By Louis Gray
At a time in history when it was rare to see blacks on network television, a landmark show called SOUL! Premiered on PBS and went on an historic six year run before powerful forces removed it from the air. Produced and hosted by legendary Elis Haizlip showcased the best in poetry, music, politics, and social justice. No subject that was important to the black community was off the table as the courageous Haizlip entered not only the homes of black America but everyone to point a bright light on what it meant to be black in America. It is a story that needs to be shared and a new documentary developed by his niece Melissa Haizlip who is the producer, director and writer of Mr. SOUL! aims to do just that. The award-winning documentary is coming to Tulsa by way of a free virtual screening event through the Circle Cinema on Tuesday February 16th at 6:30 PM. A special link will be provided soon. Stay tuned to The OklahomaEagle and Circle Cinema for details.
Melissa Haizlip talked to The Oklahoma Eagle about her documentary on the subject of her famous and talented uncle Ellis Haizlip. Melissa said she had a front row seat to much of his role as mastermind of the unprecedented variety show. It was much more than a variety show as Ellis let the leading thinkers in black culture like James Baldwin, Jesse Jackson, and others comment on racism and the issues of the day. Haizlip also gave many great artists their start on television. Earth Wind and Fire, Melba Moore and Ashford and Simpson were some of those careers started on SOUL!
Stevie Wonder and Michael Jackson were also part of the musical talent that were shown to America where their talents were usually relegated to radio only. When asked when she realized her uncle Ellis was someone special, Haizlip said; “I realized he had an incredible bevy of friends.” Ellis had his own apartment, but he seemed to prefer her parents’ home. “I began to notice all these amazing people in our apartment, I would hide under the table so I could stay close and listen, it was strong memory,” Melissa said. He was also her occasional babysitter and he would be in contact with his friends and she began to realize Ellis’ friends were special.
She said part of her early memories was playing with Malcom X’s children. Melissa said as she grew older, she began to work for her uncle to help with the show. Some of her early duties was transferring new numbers to his new datebook. The black book held the personal phone numbers to some of the most famous people in the world. Direct numbers to Michael Jackson, Camille Cosby, and Mr. T with whom Ellis had personal relationships.
Ellis was also an openly gay man who opened the stage to people like James Baldwin who also advocated for Gay and Lesbian people. Baldwin was anti-war and his words were powerful during the waning days of the Viet Nam War. It also caught the attention of the powerful and intolerant.
There were rumors that then President Richard M. Nixon was not a fan of the show and his racist leanings were to remove the show.

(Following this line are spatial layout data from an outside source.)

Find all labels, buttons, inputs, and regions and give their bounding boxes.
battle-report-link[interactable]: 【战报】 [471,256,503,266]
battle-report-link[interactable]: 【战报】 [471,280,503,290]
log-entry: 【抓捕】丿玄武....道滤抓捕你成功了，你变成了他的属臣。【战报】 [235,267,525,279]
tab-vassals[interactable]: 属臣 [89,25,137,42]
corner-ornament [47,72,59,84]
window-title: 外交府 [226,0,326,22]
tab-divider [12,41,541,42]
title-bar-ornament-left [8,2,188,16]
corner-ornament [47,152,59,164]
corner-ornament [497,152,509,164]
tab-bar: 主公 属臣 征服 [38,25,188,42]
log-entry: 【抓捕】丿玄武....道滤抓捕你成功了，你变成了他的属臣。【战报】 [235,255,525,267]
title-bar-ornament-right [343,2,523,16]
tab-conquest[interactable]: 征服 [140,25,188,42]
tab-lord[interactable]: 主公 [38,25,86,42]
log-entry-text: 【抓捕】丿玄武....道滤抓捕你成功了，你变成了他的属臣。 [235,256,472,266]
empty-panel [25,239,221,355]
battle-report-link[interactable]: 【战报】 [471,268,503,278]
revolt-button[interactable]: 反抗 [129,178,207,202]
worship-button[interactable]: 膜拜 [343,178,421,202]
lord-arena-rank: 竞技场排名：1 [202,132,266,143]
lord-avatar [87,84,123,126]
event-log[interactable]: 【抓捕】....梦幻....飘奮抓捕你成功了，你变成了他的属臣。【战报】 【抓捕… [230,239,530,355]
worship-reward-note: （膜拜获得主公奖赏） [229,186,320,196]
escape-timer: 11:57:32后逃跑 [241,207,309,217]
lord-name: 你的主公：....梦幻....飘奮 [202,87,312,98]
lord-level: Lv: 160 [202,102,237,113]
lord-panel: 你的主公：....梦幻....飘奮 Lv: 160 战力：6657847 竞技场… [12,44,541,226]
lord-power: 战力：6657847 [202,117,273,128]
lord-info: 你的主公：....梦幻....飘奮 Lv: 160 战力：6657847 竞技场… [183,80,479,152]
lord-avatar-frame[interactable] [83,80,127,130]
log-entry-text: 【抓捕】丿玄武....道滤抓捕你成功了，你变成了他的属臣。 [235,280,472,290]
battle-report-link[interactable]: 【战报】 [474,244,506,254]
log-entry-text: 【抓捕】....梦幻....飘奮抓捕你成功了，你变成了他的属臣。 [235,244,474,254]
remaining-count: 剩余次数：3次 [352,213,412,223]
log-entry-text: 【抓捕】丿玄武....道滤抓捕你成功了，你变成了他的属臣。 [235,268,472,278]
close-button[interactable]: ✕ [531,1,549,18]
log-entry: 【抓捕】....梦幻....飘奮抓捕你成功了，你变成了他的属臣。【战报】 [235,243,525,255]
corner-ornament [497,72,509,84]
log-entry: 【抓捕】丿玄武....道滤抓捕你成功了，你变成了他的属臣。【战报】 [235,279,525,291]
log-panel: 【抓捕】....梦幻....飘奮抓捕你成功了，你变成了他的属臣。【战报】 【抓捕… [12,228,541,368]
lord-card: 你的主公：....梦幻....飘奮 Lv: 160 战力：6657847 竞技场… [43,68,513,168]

However, there was no proof Nixon was involved in the decision to kick SOUL! off the air. Melissa and other researchers gained access to the famous Nixon tapes, but they are still in raw form and not catalogued. That meant going over thousands of hours of tapes. Melissa said finally the found “the smoking gun.” On February 5th, 1973 at 11:09 AM to 12:39 PM in the Oval office a recording was made of the president and some of the cabinet to discuss public broadcasting. At the meeting was Clay T, Whitehead and Charles W, Colson. After admitting to removing PBS board members he thought were in opposition to his administration (especially during the early days of Watergate probes), he is on tape saying, “now the fight is how do we get at this without our saying that we’re trying to kick Bill Moyers and some Black off the damn air.” With the money eliminated from funding SOUL! The show was effectively eliminated. The show started on September 8, 1968 and ended March 7th, 1973. One of the last things Ellis said is that “black seeds keep on growing.”
The show also will be available to view on OETA on February 22, at 9 PM.